As Silas, Hoult (of Mad Max: Fury Road and the X-Men franchise fame) seems to channel his inner Real Doll right from the get-go. He follows a mind-numbing daily routine with barely a hint of emotion. What ultimately gives him away (to the viewer) are the sly glances this illustrator aims at writer co-worker Nia.

Equals is the perfect vehicle for Stewart, who has been accused of lacking emotional depth and acting by simply employing a small set of different blank stares. But her Nia, against Silas’ stiff Hymie the Robot, is our strongest cue that something brews between these two forbidden lovebirds.

Just about the time their passions hit 11, their superiors become suspicious, forcing Nia and Silas to decide between staying apart within the Collective or staying together by making a forbidden trek away from it.

Doremus, who wrote the story that led to the screenplay by Nathan Parker (writer of the underappreciated Moon), has a couple of veteran actors playing infected folks who help Nia and Silas avoid detection: two-time Oscar nominee Jacki Weaver and Guy Pearce, the aforementioned straying father in Breathe In. Each give gravitas and believability to a far-out project that sorely needs it. Having Ridley Scott among the many producers of Equals probably didn’t hurt getting this sucker made either.

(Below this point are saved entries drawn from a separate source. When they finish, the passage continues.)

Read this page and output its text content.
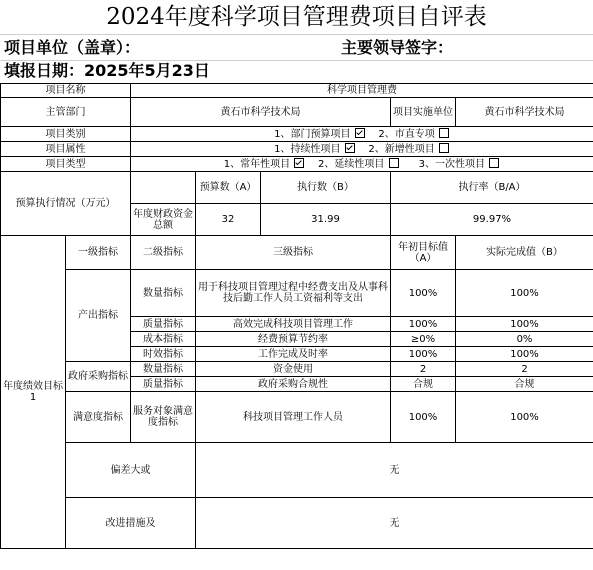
2024年度科学项目管理费项目自评表
项目单位（盖章）：	主要领导签字：
填报日期：2025年5月23日
项目名称		科学项目管理费				
主管部门		黄石市科学技术局			项目实施单位	黄石市科学技术局
项目类别		1、部门预算项目 2、市直专项				
项目属性		1、持续性项目 2、新增性项目				
项目类型		1、常年性项目 2、延续性项目 3、一次性项目				
预算执行情况（万元）			预算数（A）	执行数（B）	执行率（B/A）	
		年度财政资金总额	32	31.99	99.97%	
年度绩效目标1	一级指标	二级指标	三级指标		年初目标值（A）	实际完成值（B）
	产出指标	数量指标	用于科技项目管理过程中经费支出及从事科技后勤工作人员工资福利等支出		100%	100%
		质量指标	高效完成科技项目管理工作		100%	100%
		成本指标	经费预算节约率		≥0%	0%
		时效指标	工作完成及时率		100%	100%
	政府采购指标	数量指标	资金使用		2	2
		质量指标	政府采购合规性		合规	合规
	满意度指标	服务对象满意度指标	科技项目管理工作人员		100%	100%
	偏差大或		无			
	改进措施及		无			
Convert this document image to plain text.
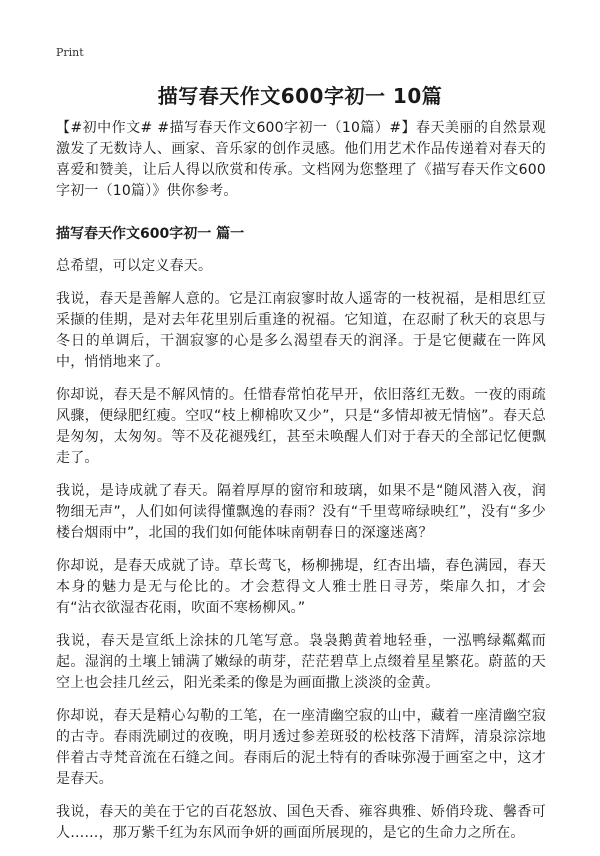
Print
描写春天作文600字初一 10篇

【#初中作文# #描写春天作文600字初一（10篇）#】春天美丽的自然景观激发了无数诗人、画家、音乐家的创作灵感。他们用艺术作品传递着对春天的喜爱和赞美，让后人得以欣赏和传承。文档网为您整理了《描写春天作文600字初一（10篇）》供你参考。

描写春天作文600字初一 篇一

总希望，可以定义春天。

我说，春天是善解人意的。它是江南寂寥时故人遥寄的一枝祝福，是相思红豆采撷的佳期，是对去年花里别后重逢的祝福。它知道，在忍耐了秋天的哀思与冬日的单调后，干涸寂寥的心是多么渴望春天的润泽。于是它便藏在一阵风中，悄悄地来了。

你却说，春天是不解风情的。任惜春常怕花早开，依旧落红无数。一夜的雨疏风骤，便绿肥红瘦。空叹“枝上柳棉吹又少”，只是“多情却被无情恼”。春天总是匆匆，太匆匆。等不及花褪残红，甚至未唤醒人们对于春天的全部记忆便飘走了。

我说，是诗成就了春天。隔着厚厚的窗帘和玻璃，如果不是“随风潜入夜，润物细无声”，人们如何读得懂飘逸的春雨？没有“千里莺啼绿映红”，没有“多少楼台烟雨中”，北国的我们如何能体味南朝春日的深邃迷离？

你却说，是春天成就了诗。草长莺飞，杨柳拂堤，红杏出墙，春色满园，春天本身的魅力是无与伦比的。才会惹得文人雅士胜日寻芳，柴扉久扣，才会有“沾衣欲湿杏花雨，吹面不寒杨柳风。”

我说，春天是宣纸上涂抹的几笔写意。袅袅鹅黄着地轻垂，一泓鸭绿粼粼而起。湿润的土壤上铺满了嫩绿的萌芽，茫茫碧草上点缀着星星繁花。蔚蓝的天空上也会挂几丝云，阳光柔柔的像是为画面撒上淡淡的金黄。

你却说，春天是精心勾勒的工笔，在一座清幽空寂的山中，藏着一座清幽空寂的古寺。春雨洗刷过的夜晚，明月透过参差斑驳的松枝落下清辉，清泉淙淙地伴着古寺梵音流在石缝之间。春雨后的泥土特有的香味弥漫于画室之中，这才是春天。

我说，春天的美在于它的百花怒放、国色天香、雍容典雅、娇俏玲珑、馨香可人……，那万紫千红为东风而争妍的画面所展现的，是它的生命力之所在。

My problem with the film is the same one I have with nearly every futuristic sci-fi flick: very bright lighting, something just short of sharp focus, antiseptic sets and new-fashioned surroundings (Equals was shot in Japan and Singapore to take advantage of ultramodern architecture). These give me an immediate bout of Sleep On Syndrome.

No one wants to be overcome by an immediate yearning to crash in the middle of a love story, even the most impossible ones.